To: Amy J who wrote (191160)6/21/2004 2:12:49 AM
From: tejek  Respond to of 1577194
 
RE: " Foreigners now hold 50.6 percent of U.S. government debt"

Yikes, is this true? What on earth is AG doing?


Who knows.

ted



To: Amy J who wrote (191160)6/21/2004 10:47:08 AM
From: Jim McMannis  Respond to of 1577194
 
RE:"Yikes, is this true? What on earth is AG doing?"

Easy Al?



To: Amy J who wrote (191160)6/21/2004 1:47:54 PM
From: tejek  Respond to of 1577194
 
Ex-cop new al-Qaeda leader

21/06/2004 18:58 - (SA)

Riyadh - A former Saudi police officer has taken over as leader of the al-Qaeda network on the Arabian peninsula after security forces killed Abdul Aziz al-Muqrin in a gunbattle in Riyadh, Arab media reported on Monday.

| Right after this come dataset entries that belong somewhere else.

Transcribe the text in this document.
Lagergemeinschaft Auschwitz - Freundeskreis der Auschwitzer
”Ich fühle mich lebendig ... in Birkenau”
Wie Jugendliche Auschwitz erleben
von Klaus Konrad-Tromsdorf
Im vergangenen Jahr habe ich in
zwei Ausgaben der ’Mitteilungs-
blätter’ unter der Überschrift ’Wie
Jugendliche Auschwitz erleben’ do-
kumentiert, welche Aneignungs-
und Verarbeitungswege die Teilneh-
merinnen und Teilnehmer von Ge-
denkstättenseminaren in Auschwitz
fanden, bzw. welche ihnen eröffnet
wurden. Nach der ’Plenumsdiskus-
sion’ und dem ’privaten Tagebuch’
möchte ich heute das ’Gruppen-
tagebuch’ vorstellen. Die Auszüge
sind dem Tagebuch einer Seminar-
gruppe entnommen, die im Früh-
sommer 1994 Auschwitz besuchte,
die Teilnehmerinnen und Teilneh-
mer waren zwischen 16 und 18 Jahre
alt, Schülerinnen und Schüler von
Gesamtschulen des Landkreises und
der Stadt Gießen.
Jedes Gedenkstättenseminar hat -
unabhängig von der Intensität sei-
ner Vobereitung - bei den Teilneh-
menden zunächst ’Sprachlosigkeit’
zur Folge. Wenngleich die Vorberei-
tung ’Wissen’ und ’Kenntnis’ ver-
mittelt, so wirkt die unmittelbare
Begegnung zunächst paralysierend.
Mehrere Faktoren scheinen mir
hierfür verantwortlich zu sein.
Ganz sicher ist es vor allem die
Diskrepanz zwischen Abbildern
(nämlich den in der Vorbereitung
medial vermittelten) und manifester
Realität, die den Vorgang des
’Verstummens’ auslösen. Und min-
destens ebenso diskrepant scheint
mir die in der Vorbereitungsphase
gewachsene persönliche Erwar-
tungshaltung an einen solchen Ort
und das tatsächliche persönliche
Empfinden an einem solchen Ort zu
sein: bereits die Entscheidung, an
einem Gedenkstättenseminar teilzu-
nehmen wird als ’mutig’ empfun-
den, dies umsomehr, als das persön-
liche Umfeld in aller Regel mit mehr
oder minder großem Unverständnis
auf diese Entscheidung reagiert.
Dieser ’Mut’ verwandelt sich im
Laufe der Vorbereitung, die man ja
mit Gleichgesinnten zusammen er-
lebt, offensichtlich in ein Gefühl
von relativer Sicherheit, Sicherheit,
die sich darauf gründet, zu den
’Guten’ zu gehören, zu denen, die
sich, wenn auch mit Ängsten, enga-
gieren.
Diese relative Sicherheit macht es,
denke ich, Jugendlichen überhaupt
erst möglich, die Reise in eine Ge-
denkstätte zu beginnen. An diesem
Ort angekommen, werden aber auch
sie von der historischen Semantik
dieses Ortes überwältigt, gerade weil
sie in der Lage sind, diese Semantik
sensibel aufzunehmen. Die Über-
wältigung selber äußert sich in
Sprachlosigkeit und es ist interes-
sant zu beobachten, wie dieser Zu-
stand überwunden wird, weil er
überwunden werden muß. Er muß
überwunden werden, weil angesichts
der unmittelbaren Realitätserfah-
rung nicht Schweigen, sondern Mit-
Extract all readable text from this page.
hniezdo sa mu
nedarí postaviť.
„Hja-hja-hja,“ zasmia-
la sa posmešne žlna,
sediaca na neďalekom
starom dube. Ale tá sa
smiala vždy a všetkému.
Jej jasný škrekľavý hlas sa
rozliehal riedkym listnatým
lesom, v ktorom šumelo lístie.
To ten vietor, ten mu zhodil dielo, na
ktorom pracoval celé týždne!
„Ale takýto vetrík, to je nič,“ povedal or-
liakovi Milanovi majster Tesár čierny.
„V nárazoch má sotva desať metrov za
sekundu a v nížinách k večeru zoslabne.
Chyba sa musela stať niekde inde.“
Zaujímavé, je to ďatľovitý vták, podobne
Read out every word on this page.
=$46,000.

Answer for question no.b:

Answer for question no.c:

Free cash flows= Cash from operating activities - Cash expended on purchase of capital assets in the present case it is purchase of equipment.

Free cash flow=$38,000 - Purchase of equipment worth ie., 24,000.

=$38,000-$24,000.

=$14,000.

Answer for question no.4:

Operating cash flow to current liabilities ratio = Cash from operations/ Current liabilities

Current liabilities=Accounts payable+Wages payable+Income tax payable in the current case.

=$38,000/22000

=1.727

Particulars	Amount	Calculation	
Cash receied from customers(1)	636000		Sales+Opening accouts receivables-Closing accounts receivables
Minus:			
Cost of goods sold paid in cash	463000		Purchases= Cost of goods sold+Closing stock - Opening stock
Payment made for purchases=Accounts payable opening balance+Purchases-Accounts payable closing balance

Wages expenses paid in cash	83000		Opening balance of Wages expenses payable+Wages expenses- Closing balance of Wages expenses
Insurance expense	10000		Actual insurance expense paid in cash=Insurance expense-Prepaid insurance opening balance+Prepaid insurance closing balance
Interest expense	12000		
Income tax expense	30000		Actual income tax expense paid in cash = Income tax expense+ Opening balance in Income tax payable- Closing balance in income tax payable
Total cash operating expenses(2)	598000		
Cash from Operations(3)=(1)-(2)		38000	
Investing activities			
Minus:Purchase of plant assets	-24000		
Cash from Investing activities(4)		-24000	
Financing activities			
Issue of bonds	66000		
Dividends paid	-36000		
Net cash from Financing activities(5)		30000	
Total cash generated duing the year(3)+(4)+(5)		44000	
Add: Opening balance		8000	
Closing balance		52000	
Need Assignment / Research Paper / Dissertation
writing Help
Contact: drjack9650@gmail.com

Saleh Mohammad al-Oufi, 38, who is number four on the kingdom's list of most wanted militants, "has been designated al-Qaeda chief in Saudi Arabia, succeeding Abdul Aziz al-Muqrin," Asharq al-Awsat said.


The Saudi-owned daily published in London sourced the news to al-Qaeda itself without further detail.

The Saudi Institute, which bills itself as an independent news outfit based in Washington, quoted "intelligence" to confirm al-Oufi's appointment.

It said the one-time police officer, born in Medina, joined "terrorist networks in Afghanistan, and Bosnia where he was injured and returned to Saudi Arabia in 1995.

"Al-Oufi was in the shadows while al-Muqrin was in charge, because he was busy running the secret al-Qaeda camps in Saudi Arabia. He was essentially responsible for training, recruitment, and logistics," the institute said.

"Saleh al-Oufi is the most dangerous" of the al-Qaeda lieutenants left alive in Saudi Arabia, said Al-Hayat, also Saudi-owned and published from London.

Islamist websites used as information channels by al-Qaeda have either not posted the succession news or remained inaccessible since Sunday, when a statement in the name of the network announced that the succession to al-Muqrin had been prepared and the jihad or holy war would go on.

Al-Muqrin became the al-Qaeda leader in the kingdom after Yemeni Khaled Ali Haj was killed in March this year as Sauid Arabia hunted down the extremists.

Asharq al-Awsat said the previous chief of the network on the Arabian peninsula, Yussef Al-Ayri, was also shot dead in June last year, a month after a series of suicide bombings started in the kingdom.